It’s the most talked about comeback in France since Charles de Gaulle came out of retirement in 1958. The general may have launched the Fifth Republic, but Céline Dion is limiting herself to ten evenings at the Paris La Défense Arena between September 12 and October 14. Dion is French Canadian, but the French have adopted her as their own, as they did with the Belgian Jacques Brel and Britain’s Jane Birkin.
Dion has been plagued by ill-health in recent years – suffering from an incurable autoimmune condition called Stiff Person Syndrome – and hasn’t sung live for six years. She made an exception for the 2024 Paris Olympics, appearing briefly to sing ‘Hymne à l’amour’ at the Opening Ceremony, but the ten dates this autumn mark Dion’s return to the big stage.
To say the French are excited is an understatement. Broadcasters have broken off from talking about Trump and Tehran to discuss the second coming of Dion. The conservative newspaper Le Figaro captured the mood of the nation on Tuesday morning when it described Dion’s comeback as causing ‘excitement and elation…in these times of global turmoil, moments of joy take on a special significance.’ France has had few moments of collective joy in recent years, save for the sight of Brigitte Macron slapped her husband on the presidential jet.
Otherwise, it’s been one disaster after another, economically and socially, and so the news that Dion is dusting off her glittery gowns has whipped the French into a frenzy. Rumours began to circulate last week when black and white posters began appearing around Paris on which were scrawled the titles of some of Dion’s finest power ballads: ‘The Power of Love’, ‘My Heart Will Go On’ and ‘Pour que tu m’aimes encore’. Dion then teased her fans still further by publishing on Instagram a series of photos of herself in Paris down the years. Either she was sorting out her holiday snaps, or she was on the comeback trial.
The news was confirmed on Monday evening – her 58th birthday – in a social media post that was broadcast live on French television. ‘This year, I’m getting the best birthday gift of my life,’ said Dion. ‘I’m getting the chance to see you, to perform for you once again’.
The Eiffel Tower celebrated the news with a giant illuminated message: ‘Céline Dion, Paris, Je Suis Prête’ (‘Céline Dion, Paris, I’m Ready’).The ten shows will all be at the 40,000-capacity Paris La Défense Arena in the west of the capital, an indoor stadium that is home to the Racing 92 rugby club. Tickets go on sale on April 10 and range in price from 89 to 298 euros. A snip, all things considered.

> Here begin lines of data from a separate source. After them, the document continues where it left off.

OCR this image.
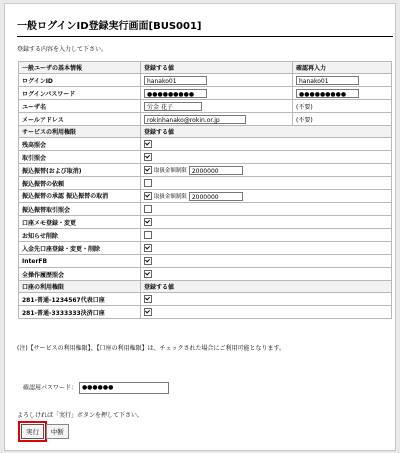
一般ログインID登録実行画面[BUS001]
登録する内容を入力して下さい。
一般ユーザの基本情報	登録する値	確認再入力
ログインID	hanako01	hanako01
ログインパスワード	●●●●●●●●●	●●●●●●●●●
ユーザ名	労金 花子	(不要)
メールアドレス	rokinhanako@rokin.or.jp	(不要)
サービスの利用権限	登録する値	
残高照会		
取引照会		
振込振替(および取消)	取扱金額制限 2000000	
振込振替の依頼		
振込振替の承認 振込振替の取消	取扱金額制限 2000000	
振込振替取引照会		
口座メモ登録・変更		
お知らせ削除		
入金先口座登録・変更・削除		
InterFB		
全操作履歴照会		
口座の利用権限	登録する値	
281-普通-1234567代表口座		
281-普通-3333333決済口座		
(注)【サービスの利用権限】、【口座の利用権限】は、チェックされた場合にご利用可能となります。
確認用パスワード： ●●●●●●
よろしければ「実行」ボタンを押して下さい。
実行 中断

Céline Dion is an acquired taste for us cynical Brits
Céline Dion is an acquired taste for us cynical Brits but her popularity in France is easy to explain. There are few global Francophone singing sensations; Johnny Hallyday, for example, was a God in France and a joke in the Anglo-Saxon world. In her teenage years Dion sang only in French and it was on French television in the mid-1980s that her career began to take off; she has also benefited from a successful artistic partnership with one of France’s most popular song-writers, Jean-Jacques Goldman.
There’s another reason why France has taken Dion to their hearts: she doesn’t do politics. Dion is a diva and she sticks to what she does best, rather than parroting the clichéd progressive shibboleths beloved of so many French musicians. On the eve of the 2024 parliamentary elections in France, 500 artists signed an open letter expressing their opposition to Marine Le Pen’s National Rally, the party supported by more than ten million French. Among the signatories were some of the biggest names in French music, the likes of Eddy de Pretto and Clara Luciani.
Music, they declared, ‘contributes to the collective building of a sustainable, liveable, desirable and fairer future. These are all concepts incompatible with the ideas of the far right’.
Curiously, the artists had nothing to say about the far-left La France Insoumise, the party which according to 92 per cent of French Jews, is responsible for the disturbing rise in antisemitism across the country.
Last month a music and arts festival in La Flèche, a town in the Loire Valley, was cancelled at short notice. The reason? The town’s inhabitants had voted for a National Rally mayor in the municipal elections, and this outrageous act of democracy was unacceptable to the artists booked to appear. Something similar happened in Perpignan in 2023 when two bands refused to play in the southern city because of its National Rally mayor.
Dion doesn’t pontificate, she performs. That’s why she is so popular. French singers could learn a thing or two.